Bold Rethink of 'Doing Business' at the World Bank Too Important to Leave to Politics

The Doing Business project ranks countries' business regulations and laws across ten key indicators, but the group of experts led by Former South African Minister of Planning and Finance, Trevor Manuel, who reviewed the project, found that many of these indicators were a poor tool for policy-makers.

For decades CAFOD has helped poor men and women set up micro and small enterprises. We know that helping people start and run a business is only half the job. Without the right business environment, the odds are stacked against their success and they can easily end up back at square one, or never getting off the ground in the first place.

This is why we have been so interested in the World Bank's Doing Business project and congratulated President Jim Yong Kim for taking the decision to commission a comprehensive review of this flagship publication.

The Doing Business project ranks countries' business regulations and laws across ten key indicators, but the group of experts led by Former South African Minister of Planning and Finance, Trevor Manuel, who reviewed the project, found that many of these indicators were a poor tool for policy-makers.

We would tend to agree. For a long time CAFOD has been asking why the Bank is using indicators that drive down labour standards and corporate tax rates; questioning the usefulness of indicators on "getting credit" which place Zambia sixth in the world rankings while 90% of small businesses in the country cite this issue as a major problem. And why the project doesn't cover corruption - a major hurdle to business success in many countries.

The Panel's report will not be comfortable reading for the lobby groups who have defended Doing Business in corridors of power and in the media, who have even claimed the review process itself was a "tragedy". But a tool that gives guidance to policy makers in developing countries on how to manage their private sector regulation matters too much not to be open to scrutiny and reform.

But the project should not be abandoned. The Panel is absolutely right to call on the Bank to keep Doing Business, but to do it better and make it fit-for-purpose.

They have recommended some far-reaching changes including:

•renaming the report (because it does not actually tell you that much about what "Doing Business" is like in any country);

•re-homing it in the research department (so that it is more aligned with the Bank's broader development thinking and clearly promoted as a "knowledge" document); and finally

•removing the controversial ranking of countries (as it suggests that the indicators show the "right" reform under any circumstances).

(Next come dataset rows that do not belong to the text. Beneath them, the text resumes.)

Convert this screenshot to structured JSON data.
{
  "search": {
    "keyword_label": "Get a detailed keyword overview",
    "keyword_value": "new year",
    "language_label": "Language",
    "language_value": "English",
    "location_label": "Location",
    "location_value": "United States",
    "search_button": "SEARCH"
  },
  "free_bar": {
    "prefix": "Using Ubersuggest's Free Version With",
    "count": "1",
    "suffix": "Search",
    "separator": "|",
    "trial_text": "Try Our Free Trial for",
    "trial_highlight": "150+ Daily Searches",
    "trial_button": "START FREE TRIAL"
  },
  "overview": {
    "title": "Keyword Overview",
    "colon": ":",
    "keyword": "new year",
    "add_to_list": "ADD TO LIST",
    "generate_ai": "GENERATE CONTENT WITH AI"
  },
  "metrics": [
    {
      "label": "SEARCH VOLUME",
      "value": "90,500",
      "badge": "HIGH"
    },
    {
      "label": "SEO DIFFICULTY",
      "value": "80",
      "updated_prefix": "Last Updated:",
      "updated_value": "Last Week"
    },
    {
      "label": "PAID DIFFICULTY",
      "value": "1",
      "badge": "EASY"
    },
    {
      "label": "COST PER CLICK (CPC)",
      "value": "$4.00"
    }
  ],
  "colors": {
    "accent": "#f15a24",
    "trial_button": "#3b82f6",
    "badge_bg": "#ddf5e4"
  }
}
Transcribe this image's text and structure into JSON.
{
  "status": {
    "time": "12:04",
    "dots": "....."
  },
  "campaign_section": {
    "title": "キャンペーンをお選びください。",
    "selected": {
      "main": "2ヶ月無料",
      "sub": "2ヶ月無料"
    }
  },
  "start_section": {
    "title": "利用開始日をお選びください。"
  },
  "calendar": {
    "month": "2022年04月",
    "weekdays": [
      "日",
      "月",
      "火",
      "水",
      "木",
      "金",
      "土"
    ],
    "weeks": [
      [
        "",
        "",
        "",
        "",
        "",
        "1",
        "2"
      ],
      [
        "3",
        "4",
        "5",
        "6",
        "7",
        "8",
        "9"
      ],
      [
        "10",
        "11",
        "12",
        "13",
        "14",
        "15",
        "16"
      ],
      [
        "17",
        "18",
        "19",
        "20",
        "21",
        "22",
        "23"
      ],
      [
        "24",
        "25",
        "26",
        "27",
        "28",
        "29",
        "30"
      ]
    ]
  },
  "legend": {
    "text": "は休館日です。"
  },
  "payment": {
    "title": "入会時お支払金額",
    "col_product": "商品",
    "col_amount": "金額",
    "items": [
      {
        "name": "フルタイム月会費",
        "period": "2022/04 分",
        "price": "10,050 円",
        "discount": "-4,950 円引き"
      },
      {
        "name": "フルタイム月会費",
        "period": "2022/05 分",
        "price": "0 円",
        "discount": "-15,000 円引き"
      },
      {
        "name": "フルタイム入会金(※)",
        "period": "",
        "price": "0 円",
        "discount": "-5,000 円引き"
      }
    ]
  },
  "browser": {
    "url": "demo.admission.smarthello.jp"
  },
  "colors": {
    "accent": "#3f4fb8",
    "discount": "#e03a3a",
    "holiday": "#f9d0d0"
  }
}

But whether or not the Panel's report is adopted and what happens next is far from a done deal. The Panel raises many questions it does not fully answer and its report does not contain comprehensive ideas for reform. This is not the first time that far-reaching changes to Doing Business have been proposed. In 2008 the World Bank's independent evaluator reached similar conclusions, but little changed and the same problems persist. The Panel does recommend ongoing processes and further examination in order to reach the best results for Doing Business.

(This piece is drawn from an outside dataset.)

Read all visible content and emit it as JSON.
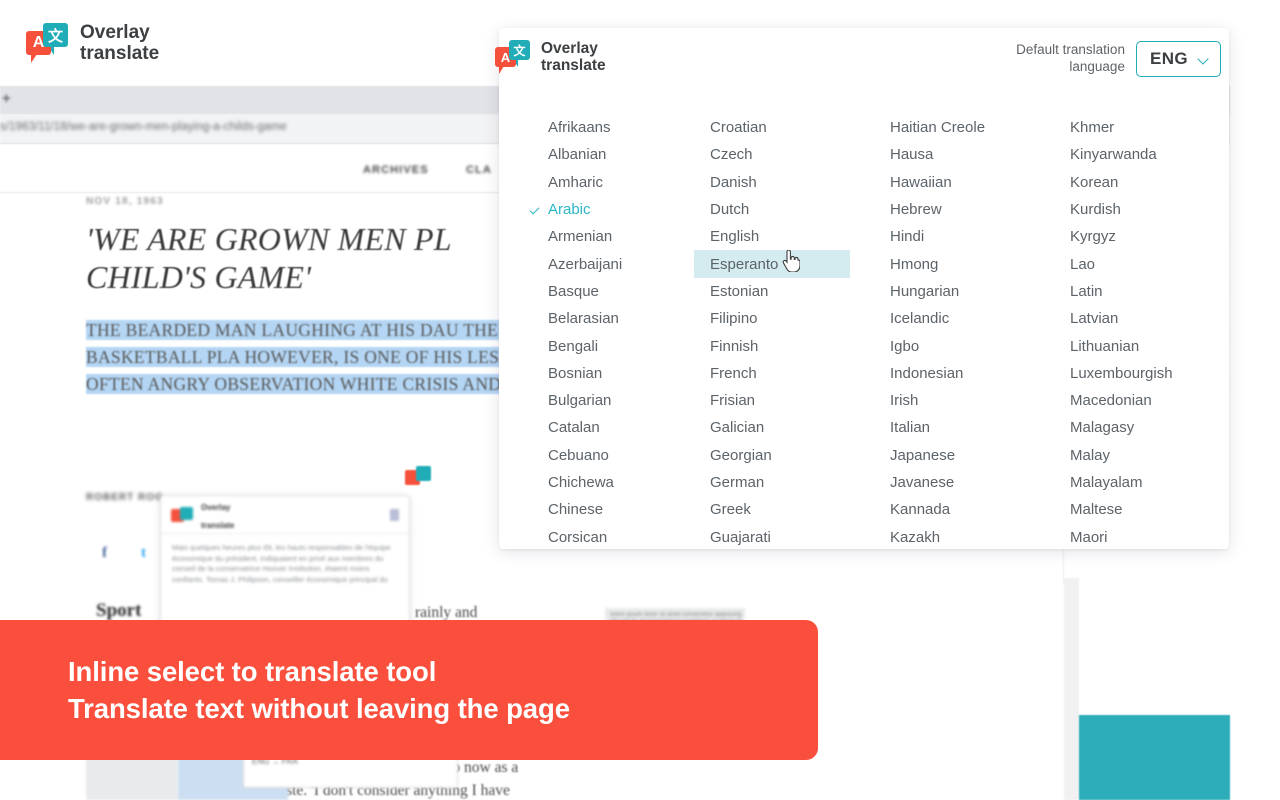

Those key decisions now lie with the Bank's leadership - specifically President Kim and the Executive Directors, representing different countries and regions that make up its board. This will not be an easy consensus as, although countries are almost unanimous in the view that something needs to change, they do not yet agree on what that change should be.

The debate has become polarised and politicised. Whilst US officials have heavily supported the project, China has often been portrayed as its sole critic. But criticisms of Doing Business come from a wide-range of governments and a wide range of groups - labour unions, small business groups, civil society and academics have all voiced concerns. Refusing to listen to critics or refusing to change the project as result of evidence from the ground is no way to defend it. The only real way forward is an open consultation with a broad range of groups.

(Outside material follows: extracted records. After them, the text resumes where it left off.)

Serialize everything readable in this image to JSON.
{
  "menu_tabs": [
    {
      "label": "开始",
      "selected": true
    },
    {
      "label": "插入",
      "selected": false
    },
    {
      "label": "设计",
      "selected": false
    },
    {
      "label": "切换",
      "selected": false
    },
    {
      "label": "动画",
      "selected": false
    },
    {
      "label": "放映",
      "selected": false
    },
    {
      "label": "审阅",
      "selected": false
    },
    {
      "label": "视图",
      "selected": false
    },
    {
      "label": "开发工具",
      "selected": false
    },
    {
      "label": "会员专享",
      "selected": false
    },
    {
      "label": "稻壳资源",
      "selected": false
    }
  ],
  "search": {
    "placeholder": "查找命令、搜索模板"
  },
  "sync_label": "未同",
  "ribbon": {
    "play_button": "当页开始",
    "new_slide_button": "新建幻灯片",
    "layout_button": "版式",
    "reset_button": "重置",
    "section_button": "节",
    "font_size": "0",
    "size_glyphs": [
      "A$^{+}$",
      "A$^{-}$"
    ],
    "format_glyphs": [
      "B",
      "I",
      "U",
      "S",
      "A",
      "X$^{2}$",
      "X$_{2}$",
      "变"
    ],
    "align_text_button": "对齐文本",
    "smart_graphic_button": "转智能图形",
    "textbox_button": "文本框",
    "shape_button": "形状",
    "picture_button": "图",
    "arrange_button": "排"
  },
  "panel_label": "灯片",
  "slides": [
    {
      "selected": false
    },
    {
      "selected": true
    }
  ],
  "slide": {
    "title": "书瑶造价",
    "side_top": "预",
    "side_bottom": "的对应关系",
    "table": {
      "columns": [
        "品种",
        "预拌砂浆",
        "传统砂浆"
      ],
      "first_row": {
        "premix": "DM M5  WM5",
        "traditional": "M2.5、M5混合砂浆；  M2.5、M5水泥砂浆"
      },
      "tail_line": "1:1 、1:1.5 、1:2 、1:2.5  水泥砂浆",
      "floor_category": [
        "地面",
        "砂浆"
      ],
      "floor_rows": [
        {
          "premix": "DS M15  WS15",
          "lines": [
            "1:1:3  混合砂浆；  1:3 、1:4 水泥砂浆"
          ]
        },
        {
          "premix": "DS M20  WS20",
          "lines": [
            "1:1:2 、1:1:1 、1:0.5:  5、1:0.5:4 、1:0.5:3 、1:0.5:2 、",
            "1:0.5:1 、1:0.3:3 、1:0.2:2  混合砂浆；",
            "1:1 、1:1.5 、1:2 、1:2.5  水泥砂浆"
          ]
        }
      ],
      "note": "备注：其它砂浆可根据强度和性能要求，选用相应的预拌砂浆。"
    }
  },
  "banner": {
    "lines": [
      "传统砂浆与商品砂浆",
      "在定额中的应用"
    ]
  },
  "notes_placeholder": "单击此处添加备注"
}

This project is too important and the stakes too high to leave to politics. The 2008 financial crisis has shown very clearly that everyone is affected by what kind of regulatory regime is in place. This publication should be an important guide for policy-makers in the developing countries wishing to provide jobs and a route out of poverty for the poorest men and women.

The World Bank's Doing Business report is its highest profile publication and an incredibly influential project. To ignore these calls for reform and to let this become an increasingly irrelevant and criticised project will be doing the World Bank and the small businesses we work with a real disservice.